Rumen fermentation products measured after incubation with direct-fed microbials vary from one study to another. In this study, total SCFA increased in N3 (Dey et al., 2004) but decreased in N1 which is similar to those observed by Paul et al. (2010). Short chain fatty acids proportion also varied among the treatment and the control. The variation observed in

molar proportion of SCFA in N3 and N1 were similar to those observed by Paul et al. (2010).

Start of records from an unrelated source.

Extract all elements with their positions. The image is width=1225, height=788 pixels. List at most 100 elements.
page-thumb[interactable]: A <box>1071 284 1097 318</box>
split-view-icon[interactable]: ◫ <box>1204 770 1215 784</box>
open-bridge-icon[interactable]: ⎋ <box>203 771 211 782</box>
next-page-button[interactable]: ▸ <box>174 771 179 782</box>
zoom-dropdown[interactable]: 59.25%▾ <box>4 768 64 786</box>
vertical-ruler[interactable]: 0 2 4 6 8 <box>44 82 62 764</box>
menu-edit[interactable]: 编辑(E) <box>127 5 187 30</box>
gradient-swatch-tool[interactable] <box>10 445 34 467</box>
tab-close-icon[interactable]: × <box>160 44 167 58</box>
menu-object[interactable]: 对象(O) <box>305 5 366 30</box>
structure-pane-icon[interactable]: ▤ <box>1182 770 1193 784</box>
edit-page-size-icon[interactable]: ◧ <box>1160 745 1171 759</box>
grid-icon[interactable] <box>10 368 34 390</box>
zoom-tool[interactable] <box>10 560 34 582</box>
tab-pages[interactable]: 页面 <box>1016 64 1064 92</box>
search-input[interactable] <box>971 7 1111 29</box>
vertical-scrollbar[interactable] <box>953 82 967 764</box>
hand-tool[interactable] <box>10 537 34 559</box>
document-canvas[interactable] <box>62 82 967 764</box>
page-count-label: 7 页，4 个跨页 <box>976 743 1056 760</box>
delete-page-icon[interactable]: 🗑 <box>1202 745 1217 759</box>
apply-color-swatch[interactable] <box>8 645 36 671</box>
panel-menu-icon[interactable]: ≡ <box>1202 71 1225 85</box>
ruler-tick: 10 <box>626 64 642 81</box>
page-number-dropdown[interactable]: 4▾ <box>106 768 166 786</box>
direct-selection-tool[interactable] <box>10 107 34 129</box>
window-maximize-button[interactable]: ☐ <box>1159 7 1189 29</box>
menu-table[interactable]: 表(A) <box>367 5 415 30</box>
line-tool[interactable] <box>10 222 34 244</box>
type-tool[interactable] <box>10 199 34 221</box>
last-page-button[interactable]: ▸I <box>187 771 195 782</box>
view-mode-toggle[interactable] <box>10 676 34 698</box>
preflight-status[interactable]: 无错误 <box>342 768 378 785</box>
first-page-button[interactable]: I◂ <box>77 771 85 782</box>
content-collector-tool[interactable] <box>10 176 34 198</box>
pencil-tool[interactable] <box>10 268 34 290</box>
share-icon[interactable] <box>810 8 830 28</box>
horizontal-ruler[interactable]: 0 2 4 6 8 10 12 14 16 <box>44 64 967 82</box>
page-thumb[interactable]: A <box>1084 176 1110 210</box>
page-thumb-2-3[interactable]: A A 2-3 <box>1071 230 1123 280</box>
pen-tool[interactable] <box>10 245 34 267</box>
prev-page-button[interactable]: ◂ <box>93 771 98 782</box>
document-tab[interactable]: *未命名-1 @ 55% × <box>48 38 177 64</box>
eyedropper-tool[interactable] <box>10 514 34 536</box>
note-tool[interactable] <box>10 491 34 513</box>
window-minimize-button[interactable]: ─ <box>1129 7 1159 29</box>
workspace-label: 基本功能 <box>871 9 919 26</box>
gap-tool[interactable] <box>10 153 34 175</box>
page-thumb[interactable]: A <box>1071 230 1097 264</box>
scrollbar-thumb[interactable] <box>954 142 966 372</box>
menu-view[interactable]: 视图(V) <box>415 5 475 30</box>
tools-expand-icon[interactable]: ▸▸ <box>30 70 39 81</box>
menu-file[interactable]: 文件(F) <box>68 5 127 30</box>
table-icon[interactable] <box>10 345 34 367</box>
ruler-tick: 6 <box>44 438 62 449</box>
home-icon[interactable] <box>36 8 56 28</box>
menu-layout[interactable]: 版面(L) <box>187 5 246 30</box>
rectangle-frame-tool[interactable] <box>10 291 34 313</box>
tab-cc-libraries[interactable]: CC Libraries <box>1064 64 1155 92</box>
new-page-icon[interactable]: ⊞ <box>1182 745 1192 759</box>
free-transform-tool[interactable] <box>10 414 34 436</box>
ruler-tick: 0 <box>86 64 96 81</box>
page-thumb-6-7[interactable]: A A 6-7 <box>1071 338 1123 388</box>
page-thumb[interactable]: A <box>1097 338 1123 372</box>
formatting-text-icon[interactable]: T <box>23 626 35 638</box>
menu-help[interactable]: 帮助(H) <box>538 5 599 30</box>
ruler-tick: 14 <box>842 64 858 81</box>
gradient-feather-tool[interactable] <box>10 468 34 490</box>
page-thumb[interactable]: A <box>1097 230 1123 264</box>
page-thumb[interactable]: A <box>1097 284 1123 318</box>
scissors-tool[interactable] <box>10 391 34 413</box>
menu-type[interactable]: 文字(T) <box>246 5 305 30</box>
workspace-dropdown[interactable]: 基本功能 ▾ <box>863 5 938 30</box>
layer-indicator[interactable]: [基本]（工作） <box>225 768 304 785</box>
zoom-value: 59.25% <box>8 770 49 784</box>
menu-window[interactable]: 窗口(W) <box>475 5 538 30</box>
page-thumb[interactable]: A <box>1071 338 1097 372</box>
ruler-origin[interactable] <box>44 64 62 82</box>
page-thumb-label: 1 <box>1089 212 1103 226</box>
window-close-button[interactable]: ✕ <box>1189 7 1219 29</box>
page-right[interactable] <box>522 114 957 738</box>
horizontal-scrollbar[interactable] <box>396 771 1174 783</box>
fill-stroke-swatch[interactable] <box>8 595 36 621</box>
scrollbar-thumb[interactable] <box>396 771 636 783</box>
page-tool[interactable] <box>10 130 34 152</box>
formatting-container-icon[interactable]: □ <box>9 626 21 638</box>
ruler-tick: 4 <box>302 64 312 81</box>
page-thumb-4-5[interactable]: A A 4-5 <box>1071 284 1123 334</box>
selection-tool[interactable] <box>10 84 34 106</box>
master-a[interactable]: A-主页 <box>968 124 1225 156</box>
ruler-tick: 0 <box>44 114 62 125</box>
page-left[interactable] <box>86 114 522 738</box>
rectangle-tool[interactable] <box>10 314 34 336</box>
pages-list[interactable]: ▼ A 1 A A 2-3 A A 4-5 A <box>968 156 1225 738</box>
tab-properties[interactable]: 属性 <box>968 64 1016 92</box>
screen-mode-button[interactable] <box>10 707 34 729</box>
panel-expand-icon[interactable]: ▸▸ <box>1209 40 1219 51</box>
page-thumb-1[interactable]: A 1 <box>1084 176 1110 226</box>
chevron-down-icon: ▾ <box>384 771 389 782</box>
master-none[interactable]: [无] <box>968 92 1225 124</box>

This implies that different inocula may affect the rumen differently depending on the type of microbes it harbours. These microbes may affect rumen fermentation by either increasing or decreasing one of the following parameters: total SCFA, acetic acid, propionate acid, butyric acid, CH₄ and CO₂ (Sehgal et al., 2008; Shelke et al., 2009; Mamen et al., 2010; Paul et al., 2010). Inoculating sheep with N3 decreased CH₄ production which is similar to the results obtained by Paul et al. (2010). Improving forage utilization without increasing CH₄ production will be a major achievement as CH₄ production by ruminants has been linked with global warming. Although the total methane contribution of all the factors that leads to global warming is less than 2%, it is very essential as it is 21 times more effective than CO₂ (Song et al., 2011). Therefore, identifying the superior fibrolytic strains and those that secrete factors which promote the proliferation of fibrolytic microbes would improve forage fermentation and utilization in herbivores.

8.6 Conclusion

Laboratory cultured faecal inoculum is a better substitute for rumen fluid than fresh faecal inoculum. In vitro fermentation of MS and cellulases enzyme assays by laboratory cultured faecal inocula from H, mH and ZB showed that hindgut microbial species from both wild and domestic herbivores may be different in their fibrolytic potential. These inocula vary in their ability to degrade fibre in vitro with the ZB being the most active, followed by H and lastly mH. Further investigation on the fibrolytic competence of microbes in chapter 5 where H, WB, ZB and its combined systems were investigated in vitro, showed that the combined systems N1 (H+WB), N2 (H+ZB), N3 (WB+ZB) and N4 (H+WB+ZB) fibrolytic competence were higher than those of the individual systems based on their exocellulase activities and true degradability of maize stover. The digestibility parameters TD, GP, PF, total VFA and B, ranked the microbial ecosystems according to their fibrolytic potential as N3 > N1 > N4 > WB

> N2 > ZB >H.

The fibrolytic competences of the different inocula (H, WB, ZB, N1, N2, N3 and N4) were

cellulose zymograms. Systems N1 had the highest number of proteins with carboxylmethy cellulase activities. Although cultured CW, mH, N2, N4, WB, ZB and H had almost the same number of carboxylmethy cellulase bands, fewer bands were observed with the same molecular weights showing the diversity of these systems. The activities of sheep cellulases increased while hemicellulase did not when inoculated with N1 and N3 systems. Although PD and B were similar between N1 and N3, its C and Total SCFA values shows that, these ecosystems possess the potential of improving fibre utilization in ruminants.

Achievements in this study include; i) the preservation of faecal inoculum in the laboratory using very simple laboratory technique (reduces the cost on daily collection of faecal inocula for fermentation studies), ii) establishing microbial competence variation on MS fermentation between hindgut fermenters grazing in the same field, iii) identification and creation of synergistic (combined) systems with variable potential of digesting forages and iv) the identification of system N1 and N3 with the highest potential of improving fibre breakdown in ruminants. The major advantage of this study is its simplicity and availability to all livestock farmers for the improvement of rumen fermentation especially for straws in the developing countries where quality feeds and resources are limited.